Movie review by Greg Carlson

While there is an abundance of hero worship on display in Amir Bar-Lev’s raw and riveting documentary “Happy Valley,” the most courageous figure to emerge from the wreckage and devastation caused by the Jerry Sandusky case at Penn State is Sandusky’s adopted son Matt. For any number of possible reasons, Matt is the only person victimized by Jerry Sandusky to appear in the movie, and each time he speaks, Bar-Lev refocuses attention on the grim truth: the lives of many children and families were shattered by the monstrous actions of a serial child molester. In 2012, Sandusky was found guilty of 45 counts of sexual abuse of young boys and was subsequently sentenced to 30 to 60 years in prison for his crimes.

“Happy Valley,” however, is not a movie that digs into the specifics of the criminal proceedings leveled at Sandusky. Instead, Bar-Lev uses the case as an inciting incident to examine the ways in which a variety of communities with competing interests and investments come together and are torn apart. The movie does make an argument that the passionate football fans of the Nittany Lions showed in their desire to exonerate venerated football coach Joe Paterno a stunning lack of perspective regarding Sandusky’s victims, but that viewpoint may not be emphatic enough.

Bar-Lev recognizes the challenges of addressing the relationship between Paterno and retired assistant coach Sandusky, and while the filmmaker shows old footage of an interview in which both men appear, the suggestion that Paterno was indifferent to — or even disliked — Sandusky precedes the questions of how much Paterno knew and for how long. “Happy Valley” spends significant time with Paterno’s wife Suzanne and two of their children, sons Jay and Scott, and while the film aspires to a kind of journalistic objectivity, Paterno is treated with respect, if not kid gloves, by the filmmaker.

While Paterno’s legacy emerges as one of the movie’s central themes, Bar-Lev juggles a head-spinning number of fascinating subplots and side trips, each of which could sustain a film. These topics are naturally interrelated, from the perceived severity/lack of severity of the NCAA sanctions to the unruly crowds that blame the media for hastening Paterno’s exit and physical decline. Only brief mention is made of the ouster of Penn State president Graham Spanier, senior vice president for finance and business Gary Schultz, and athletic director Tim Curley, possibly due to the ongoing and still unfolding events (something that prevents the document from achieving a full sense of closure).

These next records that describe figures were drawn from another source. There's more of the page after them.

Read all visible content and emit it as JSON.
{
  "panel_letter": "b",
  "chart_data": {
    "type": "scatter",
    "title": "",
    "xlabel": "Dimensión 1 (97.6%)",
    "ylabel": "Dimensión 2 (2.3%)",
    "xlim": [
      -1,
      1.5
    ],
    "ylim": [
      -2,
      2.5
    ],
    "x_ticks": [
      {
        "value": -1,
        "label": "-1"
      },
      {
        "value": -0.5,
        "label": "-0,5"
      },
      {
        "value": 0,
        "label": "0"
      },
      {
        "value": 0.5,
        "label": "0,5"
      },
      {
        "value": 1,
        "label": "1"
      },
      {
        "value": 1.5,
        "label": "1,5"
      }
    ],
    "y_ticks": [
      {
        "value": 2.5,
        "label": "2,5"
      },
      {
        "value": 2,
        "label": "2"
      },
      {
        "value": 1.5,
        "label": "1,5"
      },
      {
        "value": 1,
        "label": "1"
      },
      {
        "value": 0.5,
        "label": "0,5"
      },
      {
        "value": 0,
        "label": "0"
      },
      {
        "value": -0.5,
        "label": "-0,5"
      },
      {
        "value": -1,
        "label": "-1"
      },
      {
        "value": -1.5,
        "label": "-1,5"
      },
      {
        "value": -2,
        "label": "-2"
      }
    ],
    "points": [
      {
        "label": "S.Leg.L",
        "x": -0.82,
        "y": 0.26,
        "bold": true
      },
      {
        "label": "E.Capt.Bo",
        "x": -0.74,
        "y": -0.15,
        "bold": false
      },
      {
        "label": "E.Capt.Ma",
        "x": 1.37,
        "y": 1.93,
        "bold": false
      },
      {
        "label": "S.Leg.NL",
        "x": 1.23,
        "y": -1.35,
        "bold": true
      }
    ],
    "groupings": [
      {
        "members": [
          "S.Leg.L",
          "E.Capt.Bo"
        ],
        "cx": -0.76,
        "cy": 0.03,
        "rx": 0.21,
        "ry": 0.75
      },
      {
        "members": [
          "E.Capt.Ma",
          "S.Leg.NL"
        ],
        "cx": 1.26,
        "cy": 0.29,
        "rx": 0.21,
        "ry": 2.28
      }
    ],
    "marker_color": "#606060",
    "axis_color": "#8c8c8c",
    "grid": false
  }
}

One of the film’s most intense sequences takes place outside Beaver Stadium at the site of Angelo Di Maria’s bronze statue of Joe Paterno, where a man holding a small hand-written sign that reads “Paterno, the Cover-Up Artist! Paterno, the Liar! Paterno, the Pedophile Enabler!” verbally and physically clashes with several angry people. During the intensely uncomfortable confrontations, Bar-Lev cuts to the sky, where a plane pulls a banner stating “Take the statue down or we will.” The chaotic scene, complete with finger pointing and heated arguments, captures the bizarre culture that develops when something as sacred as big-budget collegiate football is challenged. The statue, of course, was removed and placed into storage, but plans by alumni acting independently from the university are underway to unveil a new statue of Paterno, a few miles from the stadium, in November of 2015.